Estos malos hábitos están tan normalizados socialmente, que somos incapaces de comprender que son el verdadero origen de la mayoría de los atropellos. Y eso sin contar ya con el mal ejemplo que damos a nuestros hijos. Porque cuando no respetamos y dejamos el coche donde no se puede, estamos trasmitiéndoles: uno, que las normas no están para cumplirlas (no te quejes si cuando tenga 14 se rebela ante las tuyas); y dos –por terminar, que podía seguir–, que nuestra libertad es infinita y los derechos de los demás no cuentan (eso es libertinaje y un concepto tan individualista de la vida, que nada de valores y convivencia enseña). Para colmo de males nos molesta la Policía Municipal a la puerta del cole y nos atrevemos a decir que “en vez de estar aquí, se vayan a hacer su trabajo”. Por mi parte, ojalá les dejaran hacer su trabajo porque, con multas, se solucionaba esto. Eso sí, ¡vaya ejemplo también para nuestros niños!

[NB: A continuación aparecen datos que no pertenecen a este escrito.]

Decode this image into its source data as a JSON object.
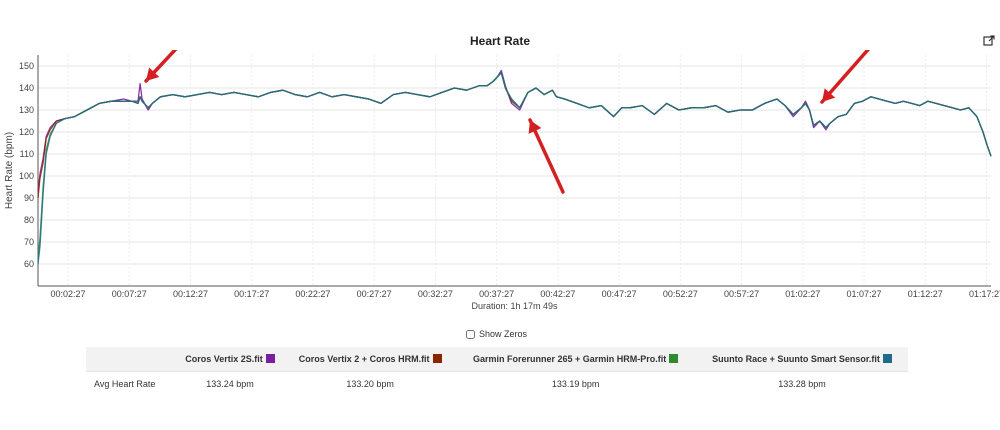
{
  "chart_data": {
    "type": "line",
    "title": "Heart Rate",
    "xlabel": "Duration: 1h 17m 49s",
    "ylabel": "Heart Rate (bpm)",
    "xlim_seconds": [
      0,
      4669
    ],
    "ylim": [
      50,
      155
    ],
    "y_ticks": [
      60,
      70,
      80,
      90,
      100,
      110,
      120,
      130,
      140,
      150
    ],
    "x_ticks": [
      {
        "t": 147,
        "label": "00:02:27"
      },
      {
        "t": 447,
        "label": "00:07:27"
      },
      {
        "t": 747,
        "label": "00:12:27"
      },
      {
        "t": 1047,
        "label": "00:17:27"
      },
      {
        "t": 1347,
        "label": "00:22:27"
      },
      {
        "t": 1647,
        "label": "00:27:27"
      },
      {
        "t": 1947,
        "label": "00:32:27"
      },
      {
        "t": 2247,
        "label": "00:37:27"
      },
      {
        "t": 2547,
        "label": "00:42:27"
      },
      {
        "t": 2847,
        "label": "00:47:27"
      },
      {
        "t": 3147,
        "label": "00:52:27"
      },
      {
        "t": 3447,
        "label": "00:57:27"
      },
      {
        "t": 3747,
        "label": "01:02:27"
      },
      {
        "t": 4047,
        "label": "01:07:27"
      },
      {
        "t": 4347,
        "label": "01:12:27"
      },
      {
        "t": 4647,
        "label": "01:17:27"
      }
    ],
    "grid": true,
    "x": [
      0,
      10,
      25,
      40,
      60,
      90,
      130,
      180,
      240,
      300,
      360,
      420,
      460,
      490,
      500,
      510,
      540,
      560,
      600,
      660,
      720,
      780,
      840,
      900,
      960,
      1020,
      1080,
      1140,
      1200,
      1260,
      1320,
      1380,
      1440,
      1500,
      1560,
      1620,
      1680,
      1740,
      1800,
      1860,
      1920,
      1980,
      2040,
      2100,
      2160,
      2200,
      2230,
      2250,
      2270,
      2290,
      2320,
      2360,
      2400,
      2440,
      2480,
      2520,
      2540,
      2580,
      2640,
      2700,
      2760,
      2820,
      2860,
      2900,
      2960,
      3020,
      3080,
      3140,
      3200,
      3260,
      3320,
      3380,
      3440,
      3500,
      3560,
      3620,
      3660,
      3700,
      3740,
      3760,
      3780,
      3800,
      3830,
      3860,
      3880,
      3920,
      3960,
      4000,
      4040,
      4080,
      4120,
      4160,
      4200,
      4240,
      4280,
      4320,
      4360,
      4400,
      4440,
      4480,
      4520,
      4560,
      4600,
      4630,
      4650,
      4669
    ],
    "series": [
      {
        "name": "Coros Vertix 2S.fit",
        "color": "#7b1fa2",
        "values": [
          93,
          101,
          108,
          118,
          122,
          125,
          126,
          127,
          130,
          133,
          134,
          135,
          134,
          134,
          142,
          135,
          130,
          133,
          136,
          137,
          136,
          137,
          138,
          137,
          138,
          137,
          136,
          138,
          139,
          137,
          136,
          138,
          136,
          137,
          136,
          135,
          133,
          137,
          138,
          137,
          136,
          138,
          140,
          139,
          141,
          141,
          143,
          145,
          148,
          141,
          133,
          130,
          138,
          140,
          137,
          139,
          136,
          135,
          133,
          131,
          132,
          127,
          131,
          131,
          132,
          128,
          133,
          130,
          131,
          131,
          132,
          129,
          130,
          130,
          133,
          135,
          132,
          127,
          131,
          134,
          130,
          122,
          125,
          121,
          124,
          127,
          128,
          133,
          134,
          136,
          135,
          134,
          133,
          134,
          133,
          132,
          134,
          133,
          132,
          131,
          130,
          131,
          127,
          120,
          114,
          109
        ]
      },
      {
        "name": "Coros Vertix 2 + Coros HRM.fit",
        "color": "#8b2500",
        "values": [
          90,
          99,
          106,
          117,
          121,
          125,
          126,
          127,
          130,
          133,
          134,
          134,
          134,
          133,
          136,
          134,
          131,
          133,
          136,
          137,
          136,
          137,
          138,
          137,
          138,
          137,
          136,
          138,
          139,
          137,
          136,
          138,
          136,
          137,
          136,
          135,
          133,
          137,
          138,
          137,
          136,
          138,
          140,
          139,
          141,
          141,
          143,
          145,
          147,
          140,
          134,
          131,
          138,
          140,
          137,
          139,
          136,
          135,
          133,
          131,
          132,
          127,
          131,
          131,
          132,
          128,
          133,
          130,
          131,
          131,
          132,
          129,
          130,
          130,
          133,
          135,
          132,
          128,
          131,
          133,
          130,
          123,
          125,
          122,
          124,
          127,
          128,
          133,
          134,
          136,
          135,
          134,
          133,
          134,
          133,
          132,
          134,
          133,
          132,
          131,
          130,
          131,
          127,
          120,
          114,
          109
        ]
      },
      {
        "name": "Garmin Forerunner 265 + Garmin HRM-Pro.fit",
        "color": "#2e8b2e",
        "values": [
          62,
          72,
          95,
          112,
          119,
          124,
          126,
          127,
          130,
          133,
          134,
          134,
          134,
          133,
          136,
          134,
          131,
          133,
          136,
          137,
          136,
          137,
          138,
          137,
          138,
          137,
          136,
          138,
          139,
          137,
          136,
          138,
          136,
          137,
          136,
          135,
          133,
          137,
          138,
          137,
          136,
          138,
          140,
          139,
          141,
          141,
          143,
          145,
          147,
          140,
          135,
          131,
          138,
          140,
          137,
          139,
          136,
          135,
          133,
          131,
          132,
          127,
          131,
          131,
          132,
          128,
          133,
          130,
          131,
          131,
          132,
          129,
          130,
          130,
          133,
          135,
          132,
          128,
          131,
          133,
          130,
          123,
          125,
          122,
          124,
          127,
          128,
          133,
          134,
          136,
          135,
          134,
          133,
          134,
          133,
          132,
          134,
          133,
          132,
          131,
          130,
          131,
          127,
          120,
          114,
          109
        ]
      },
      {
        "name": "Suunto Race + Suunto Smart Sensor.fit",
        "color": "#1e6b8c",
        "values": [
          60,
          68,
          92,
          110,
          118,
          124,
          126,
          127,
          130,
          133,
          134,
          134,
          134,
          133,
          136,
          134,
          131,
          133,
          136,
          137,
          136,
          137,
          138,
          137,
          138,
          137,
          136,
          138,
          139,
          137,
          136,
          138,
          136,
          137,
          136,
          135,
          133,
          137,
          138,
          137,
          136,
          138,
          140,
          139,
          141,
          141,
          143,
          145,
          147,
          140,
          135,
          131,
          138,
          140,
          137,
          139,
          136,
          135,
          133,
          131,
          132,
          127,
          131,
          131,
          132,
          128,
          133,
          130,
          131,
          131,
          132,
          129,
          130,
          130,
          133,
          135,
          132,
          128,
          131,
          133,
          130,
          123,
          125,
          122,
          124,
          127,
          128,
          133,
          134,
          136,
          135,
          134,
          133,
          134,
          133,
          132,
          134,
          133,
          132,
          131,
          130,
          131,
          127,
          120,
          114,
          109
        ]
      }
    ]
  },
  "controls": {
    "show_zeros_label": "Show Zeros"
  },
  "summary": {
    "row_label": "Avg Heart Rate",
    "columns": [
      {
        "file": "Coros Vertix 2S.fit",
        "color": "#7b1fa2",
        "avg": "133.24 bpm"
      },
      {
        "file": "Coros Vertix 2 + Coros HRM.fit",
        "color": "#8b2500",
        "avg": "133.20 bpm"
      },
      {
        "file": "Garmin Forerunner 265 + Garmin HRM-Pro.fit",
        "color": "#2e8b2e",
        "avg": "133.19 bpm"
      },
      {
        "file": "Suunto Race + Suunto Smart Sensor.fit",
        "color": "#1e6b8c",
        "avg": "133.28 bpm"
      }
    ]
  },
  "annotation_color": "#d42020"
}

“La pregunta ¿qué va ser de nuestros hijos? debería acompañarse de otras más vertiginosas: ¿Qué clases de hijos estamos formando? ¿Pero qué clase de gente somos?”, Luis García Montero.
Nota del autor:
Lo que se narra es un hecho real ocurrido hace apenas un par de cursos. La única recreación es el nombre de los dos agentes de la Policía Municipal. ¡Las circunstancias no estaban para presentaciones! No he querido abrir este artículo con una imagen real para que ningún papá, al reconocer su coche, se sienta herido. Por eso se ha escogido la portada de la guía de la DGT: “Camino escolar paso a paso”. Ni se juzga, ni se señala a nadie, de lo que se trata es de hacer una reflexión conjunta. Porque unos por acción y otros, por omisión, el resumen es que todos fallamos.
Igualmente este es un homenaje a todos los policías locales que, día a día y maravillosamente, hacen bien su trabajo, y en especial, a todos los tocados por el #VirusVial.